Medication “non-adherence” or “non-compliance,” either intentionally or inadvertently, can include:
- Failing to initially fill a prescription
- Failing to refill a prescription
- Stopping a medication before the course of therapy is complete
- Taking more or less of a medication than prescribed
- Taking a dose at the wrong time
- Missing a dose completely
About 125,000 people die each year in the United States because of not taking medicine as directed. About one third of medicine-related hospital admissions in the United States are linked to non-adherence. Additionally, it costs the country nearly $300 billion each year in added costs for doctor visits, emergency room visits, hospital admissions and more medicine.
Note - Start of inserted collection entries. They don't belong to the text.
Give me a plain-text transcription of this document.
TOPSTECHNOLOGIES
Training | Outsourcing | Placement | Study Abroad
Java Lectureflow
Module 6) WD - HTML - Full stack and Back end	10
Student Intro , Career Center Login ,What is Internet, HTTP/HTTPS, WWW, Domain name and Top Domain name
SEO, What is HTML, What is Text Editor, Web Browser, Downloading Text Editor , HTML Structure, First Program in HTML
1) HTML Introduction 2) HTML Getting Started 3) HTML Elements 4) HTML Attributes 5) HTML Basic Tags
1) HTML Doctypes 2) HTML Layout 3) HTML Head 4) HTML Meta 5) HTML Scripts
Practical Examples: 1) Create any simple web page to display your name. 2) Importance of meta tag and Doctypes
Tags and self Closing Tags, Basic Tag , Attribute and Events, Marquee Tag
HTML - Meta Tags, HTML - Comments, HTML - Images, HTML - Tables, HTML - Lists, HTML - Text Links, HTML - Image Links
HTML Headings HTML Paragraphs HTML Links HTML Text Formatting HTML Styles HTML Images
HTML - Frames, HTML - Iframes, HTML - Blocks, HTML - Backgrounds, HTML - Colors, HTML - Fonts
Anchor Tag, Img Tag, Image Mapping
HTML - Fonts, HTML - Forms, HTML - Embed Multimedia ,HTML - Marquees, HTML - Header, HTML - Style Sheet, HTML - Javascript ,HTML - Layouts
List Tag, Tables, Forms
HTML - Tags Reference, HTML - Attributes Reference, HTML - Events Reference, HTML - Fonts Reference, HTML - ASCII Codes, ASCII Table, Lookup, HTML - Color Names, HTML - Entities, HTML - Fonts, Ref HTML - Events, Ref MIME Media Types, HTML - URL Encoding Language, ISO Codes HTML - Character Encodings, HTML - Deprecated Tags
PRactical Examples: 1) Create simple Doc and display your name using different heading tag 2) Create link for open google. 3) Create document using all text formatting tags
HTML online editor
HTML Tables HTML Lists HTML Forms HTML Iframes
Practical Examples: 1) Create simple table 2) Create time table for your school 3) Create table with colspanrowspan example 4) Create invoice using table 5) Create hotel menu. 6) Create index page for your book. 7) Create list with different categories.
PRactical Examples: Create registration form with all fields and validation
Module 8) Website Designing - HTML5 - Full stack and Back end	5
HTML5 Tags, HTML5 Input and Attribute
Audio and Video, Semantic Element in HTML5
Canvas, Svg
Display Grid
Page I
Explore ways to reduce medicine costs. Due to high prescription prices, people don’t fill their prescriptions. Or, they skip doses so the medicine lasts longer. Yet, there are programs that help you afford your meds. For example, prescription assistance programs provide free or low cost prescription medications.
- Keep things simple: Talk to your doctor or pharmacist about how to simplify your medication schedule. If possible, take your medicines at the same time each day.
- Work with one pharmacy: Use one pharmacy for all prescriptions and refills. This way the pharmacy can help you manage your refills and check for drug interactions.
- Coordinate prescription refills: Talk with your doctor and pharmacist to see if you can align refill dates. Then you can pick up all medications at the same time.
- Use a reminder tool: Use a printed pill reminder sheet or write down your medication schedule. This will help you keep track of what to take, when to take it, and special instructions like “take with food.” There are alerts on phones or computers. Some people use adherence packaging or “blister packs.” Some rely on weekly pillboxes to sort medicines by day or time of day. If you do this, keep the packaging to reference dosing information and other instructions. Also, pillboxes are generally not child-resistant so keep them up and away and out of sight of young children.
- Establish a routine: Try to tie your medication schedule to your daily activities.